Police and hospital sources were not immediately available to confirm how many people were injured in the unrest.
And in the Gaafour locality, north of Siliana, protesters hurled rocks at police and army trucks heading to the flashpoint town, forcing some of them to turn back, according to witnesses there.
In Siliana, protesters gathered early on Thursday at the headquarters of the UGTT trade union, which had called a general strike, before taking to the streets to demand the resignation of the governor, Ahmed Ezzine Mahjoubi, over his perceived failure to boost the poor region's economic prospects.
Shops were closed, and the UGTT, Tunisia’s main trade union, said the strike was being observed across the region, which lies more than 100 kilometers (60 miles) south of Tunis.
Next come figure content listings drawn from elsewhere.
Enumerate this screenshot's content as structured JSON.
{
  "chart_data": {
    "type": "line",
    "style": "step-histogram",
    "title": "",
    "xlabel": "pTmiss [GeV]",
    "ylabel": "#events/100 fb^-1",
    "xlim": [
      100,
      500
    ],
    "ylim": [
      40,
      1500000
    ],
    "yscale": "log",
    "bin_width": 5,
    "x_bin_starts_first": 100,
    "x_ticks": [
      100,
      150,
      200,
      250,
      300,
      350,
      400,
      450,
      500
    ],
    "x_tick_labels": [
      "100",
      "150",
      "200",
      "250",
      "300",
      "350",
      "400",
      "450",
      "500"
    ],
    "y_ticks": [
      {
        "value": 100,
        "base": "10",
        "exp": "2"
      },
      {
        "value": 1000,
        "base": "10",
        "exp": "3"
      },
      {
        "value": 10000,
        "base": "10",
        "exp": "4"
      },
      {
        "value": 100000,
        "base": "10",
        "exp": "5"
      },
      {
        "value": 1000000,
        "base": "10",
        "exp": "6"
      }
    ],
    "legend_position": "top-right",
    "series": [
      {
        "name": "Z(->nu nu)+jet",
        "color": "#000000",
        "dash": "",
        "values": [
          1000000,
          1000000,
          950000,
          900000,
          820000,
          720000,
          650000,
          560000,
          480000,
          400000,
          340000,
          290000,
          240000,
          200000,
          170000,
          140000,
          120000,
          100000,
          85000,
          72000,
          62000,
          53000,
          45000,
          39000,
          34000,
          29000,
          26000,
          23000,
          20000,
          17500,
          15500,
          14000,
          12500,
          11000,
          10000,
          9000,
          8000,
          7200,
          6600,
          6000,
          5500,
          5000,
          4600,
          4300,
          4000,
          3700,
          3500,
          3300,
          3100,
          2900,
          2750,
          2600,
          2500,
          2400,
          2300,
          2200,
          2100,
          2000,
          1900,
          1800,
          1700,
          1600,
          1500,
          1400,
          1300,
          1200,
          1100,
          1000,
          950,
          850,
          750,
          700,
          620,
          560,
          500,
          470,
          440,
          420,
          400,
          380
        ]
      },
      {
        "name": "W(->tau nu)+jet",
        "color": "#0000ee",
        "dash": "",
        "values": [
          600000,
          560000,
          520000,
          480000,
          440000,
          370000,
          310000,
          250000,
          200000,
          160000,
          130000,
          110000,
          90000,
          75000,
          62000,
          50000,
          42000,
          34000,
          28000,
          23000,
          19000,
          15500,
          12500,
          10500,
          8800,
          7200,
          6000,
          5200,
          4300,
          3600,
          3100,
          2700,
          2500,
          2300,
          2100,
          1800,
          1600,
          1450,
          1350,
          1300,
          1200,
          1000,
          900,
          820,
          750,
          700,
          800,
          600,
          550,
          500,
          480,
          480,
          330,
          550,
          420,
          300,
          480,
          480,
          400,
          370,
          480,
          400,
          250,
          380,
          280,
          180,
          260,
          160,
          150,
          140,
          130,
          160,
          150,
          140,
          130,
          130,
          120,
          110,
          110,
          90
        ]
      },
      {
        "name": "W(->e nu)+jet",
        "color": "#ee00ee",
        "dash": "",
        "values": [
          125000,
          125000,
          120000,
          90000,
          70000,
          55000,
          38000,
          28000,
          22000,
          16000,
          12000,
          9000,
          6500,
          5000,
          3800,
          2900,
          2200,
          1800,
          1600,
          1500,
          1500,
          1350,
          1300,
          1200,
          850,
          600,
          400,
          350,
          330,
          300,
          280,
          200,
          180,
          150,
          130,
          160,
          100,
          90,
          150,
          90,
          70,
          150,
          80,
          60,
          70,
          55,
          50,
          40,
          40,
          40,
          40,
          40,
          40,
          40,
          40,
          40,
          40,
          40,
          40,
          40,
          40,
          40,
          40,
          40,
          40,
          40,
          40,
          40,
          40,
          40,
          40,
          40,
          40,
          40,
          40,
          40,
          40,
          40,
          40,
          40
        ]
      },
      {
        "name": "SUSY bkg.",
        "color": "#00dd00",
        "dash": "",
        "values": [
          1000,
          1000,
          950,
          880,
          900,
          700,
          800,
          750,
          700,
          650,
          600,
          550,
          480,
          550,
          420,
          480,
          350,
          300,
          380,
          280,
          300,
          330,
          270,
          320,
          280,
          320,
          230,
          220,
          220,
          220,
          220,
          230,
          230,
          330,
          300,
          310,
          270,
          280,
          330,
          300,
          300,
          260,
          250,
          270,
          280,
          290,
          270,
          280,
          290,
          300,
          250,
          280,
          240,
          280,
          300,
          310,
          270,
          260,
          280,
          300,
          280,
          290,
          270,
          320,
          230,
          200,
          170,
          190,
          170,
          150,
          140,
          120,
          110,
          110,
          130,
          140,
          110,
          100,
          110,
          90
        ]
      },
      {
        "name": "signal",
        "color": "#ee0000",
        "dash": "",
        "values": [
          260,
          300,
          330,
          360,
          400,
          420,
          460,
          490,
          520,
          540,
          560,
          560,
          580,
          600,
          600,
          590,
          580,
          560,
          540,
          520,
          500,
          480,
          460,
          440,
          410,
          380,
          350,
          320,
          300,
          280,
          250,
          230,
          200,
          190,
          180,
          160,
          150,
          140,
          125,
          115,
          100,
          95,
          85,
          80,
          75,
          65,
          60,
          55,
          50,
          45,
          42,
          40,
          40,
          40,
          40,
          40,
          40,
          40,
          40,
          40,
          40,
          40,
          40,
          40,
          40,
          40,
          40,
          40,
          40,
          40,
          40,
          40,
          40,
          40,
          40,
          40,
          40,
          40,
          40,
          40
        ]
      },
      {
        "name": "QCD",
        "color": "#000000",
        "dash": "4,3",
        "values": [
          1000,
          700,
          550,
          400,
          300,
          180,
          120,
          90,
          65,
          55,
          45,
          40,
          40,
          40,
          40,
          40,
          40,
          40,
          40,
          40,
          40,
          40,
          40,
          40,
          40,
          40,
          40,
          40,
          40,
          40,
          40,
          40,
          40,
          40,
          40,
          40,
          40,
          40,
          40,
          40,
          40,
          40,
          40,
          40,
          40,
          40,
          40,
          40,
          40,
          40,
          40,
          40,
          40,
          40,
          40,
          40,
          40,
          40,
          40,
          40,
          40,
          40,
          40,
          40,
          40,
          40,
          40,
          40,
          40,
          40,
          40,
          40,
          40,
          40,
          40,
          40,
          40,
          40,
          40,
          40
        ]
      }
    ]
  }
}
It called for a fresh demonstration on Friday following Prime Minister Hamadi Jebali’s refusal to sack the governor, in a televised announcement on Wednesday evening.
“I call on all residents of the region to participate in a symbolic march on Tunis,” said the UGTT's local secretary general, Nejib Sebti.
An Ennahda official denounced the violence, which he said was provoked by the protesters, and warned of interference by “counter-revolutionaries.”
“The protests have degenerated into violence and attacks against symbols of the state... and the achievements of the people,” Ameur Larayedh, who heads the party’'s politbureau, told a news conference in Tunis.
“The people will not allow the counter-revolutionaries to return” to power, he added.
Clashes in Siliana between police and protesters earlier this week wounded at least 265 people, medics at the hospital said.
The Islamist-led government has insisted the response to the protests was appropriate.
But protesters are demanding action against police officers, after some of the demonstrators were treated for shotgun wounds on Wednesday.
Nineteen people were partially or totally blinded in the unrest on Wednesday, when protesters again demanded jobs, and investment in the region to boost economic growth.
Precarious living conditions and widespread unemployment were driving factors behind Ben Ali's overthrow in the first of the Arab Spring uprisings that have since swept the region.
Much of Tunisia’s interior suffers from a chronic lack of development, and has seen growing social unrest in the face of economic stagnation and rising discontent over the government's failure to improve living standards.